I agree, I hate it, too. Yes, the whole reason I was turned down for Vertex was the stupid records. I passed all the physical stuff. Stinks, huh? I have a sneaking suspicion that I'm going to hear the same news for this time of trying #2, tomorrow. I'm expecting that call. The last time I was turned down, the study nurse, didn't call, didn't call, few days went by and I finally heard the news, no - because of the records. Didn't matter that I had a whole huge amount of records that I sent to them, it wasn't the detailed -visit by vist, note by note from the doctor who treated me with the Peg. Sigh.... I can't talk about it anymore tonight. I just need to give it to God and give up.
Hey there. I'm so sorry you two have had such a time with this for so long. If I could give my appointment or slot to you for 796, I would. I think there are those more eager to do this than I am, and - if I could give it away - it would probably make it a lot easier on all of us. I know what not getting in feels like, and I had actually become comfortable with it (or at least settled into it), and it's been .... well - it's been kind of unsettling to have gotten the call (as strange as that might sound.)
Some how I got in the VX-950 trial at Hershey , Pa. I know I am getting the peg and ribivirin. The VX-950 I think is real , getting some different sides than I got with the 48 weeks of peg and ribivirin. Was told to take the VX with food, did not do that one time and really got a queasy stomach. Also started getting rashes which I never got on the regular tx. I go the Hershey once and week , sometimes they take a couple of vials of blood other times they take 6-8 vials. Not sure when I find out what the deal is with the VX or what my viral load is. One thing the the beloved virus did for me is bring on diabetes. Now for some reason my sugar numbers are staying near or at normal level with no or reduced meds. The nurse at Hershey said it could be the VX is reducing the inflamtion in my liver to the point helping with the diabetes, who knows. Really tempted to go to a new doc and get some blood work done to find out how the old viral load is doing. If I eat like some cereal, crackers my stomach is fine, not noticing any othe sides. Actually this time around the sides to the peg and ribivirin do not seem to be as bad, still not a walk in the park. If you go on Vertex web site the success rate is really something. This stuff should be on the market soon after the trial is over. Hershey has 10 people on VX and none have dropped out because of sides. Hang in there the calvary is on the way
Thank you guys.
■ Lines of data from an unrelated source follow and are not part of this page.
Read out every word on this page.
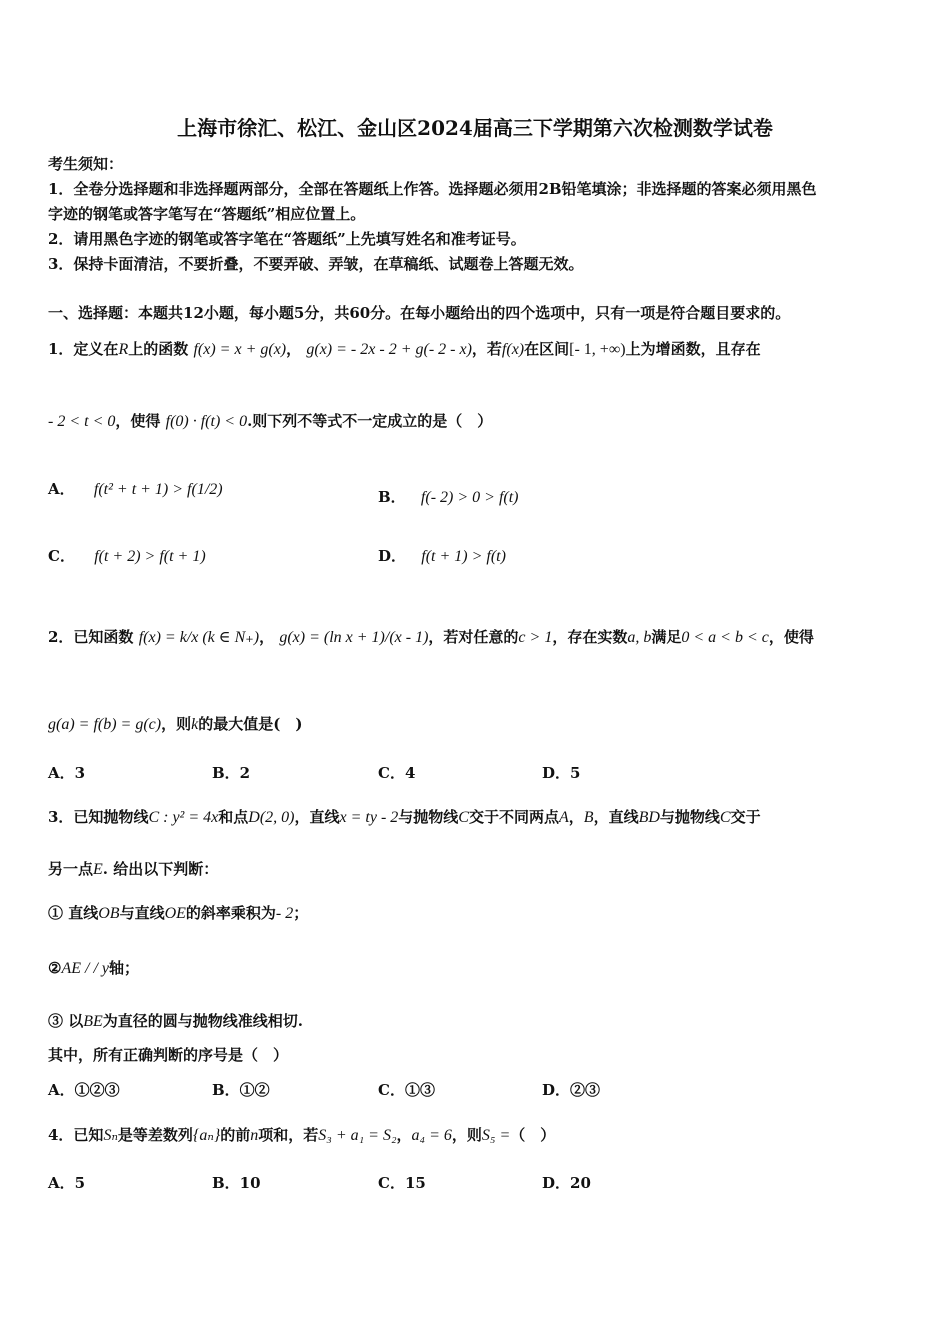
上海市徐汇、松江、金山区2024届高三下学期第六次检测数学试卷
考生须知：
1．全卷分选择题和非选择题两部分，全部在答题纸上作答。选择题必须用2B铅笔填涂；非选择题的答案必须用黑色
字迹的钢笔或答字笔写在“答题纸”相应位置上。
2．请用黑色字迹的钢笔或答字笔在“答题纸”上先填写姓名和准考证号。
3．保持卡面清洁，不要折叠，不要弄破、弄皱，在草稿纸、试题卷上答题无效。
一、选择题：本题共12小题，每小题5分，共60分。在每小题给出的四个选项中，只有一项是符合题目要求的。
1．定义在R上的函数 f(x) = x + g(x)， g(x) = - 2x - 2 + g(- 2 - x)，若f(x)在区间[- 1, +∞)上为增函数，且存在
- 2 < t < 0，使得 f(0) · f(t) < 0.则下列不等式不一定成立的是（　）
A． f(t² + t + 1) > f(1/2)	B． f(- 2) > 0 > f(t)
C． f(t + 2) > f(t + 1)	D． f(t + 1) > f(t)
2．已知函数 f(x) = k/x (k ∈ N₊)， g(x) = (ln x + 1)/(x - 1)，若对任意的c > 1，存在实数a, b满足0 < a < b < c，使得
g(a) = f(b) = g(c)，则k的最大值是(　)
A．3	B．2	C．4	D．5
3．已知抛物线C : y² = 4x和点D(2, 0)，直线x = ty - 2与抛物线C交于不同两点A，B，直线BD与抛物线C交于
另一点E. 给出以下判断：
① 直线OB与直线OE的斜率乘积为- 2；
②AE / / y轴；
③ 以BE为直径的圆与抛物线准线相切.
其中，所有正确判断的序号是（　）
A．①②③	B．①②	C．①③	D．②③
4．已知Sₙ是等差数列{aₙ}的前n项和，若S₃ + a₁ = S₂，a₄ = 6，则S₅ =（　）
A．5	B．10	C．15	D．20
Chcnme, I'm really touched by your offer to give up your slot. I've actually had the same thoughts as you, though, about VX-950, as far as what would be good for all of us. If I get into PROVE 3 and have to quit for any reason, that has to be reported to the FDA and will only slow down the approval process for all of us. I just don't want the FDA approval to come like in five years, and after reading here I'm even more scared of developing diabetes.
PKI, I'll check the Vertex web site, but I already believe it's going to be the new cure. Keep us posted on how you guys are doing!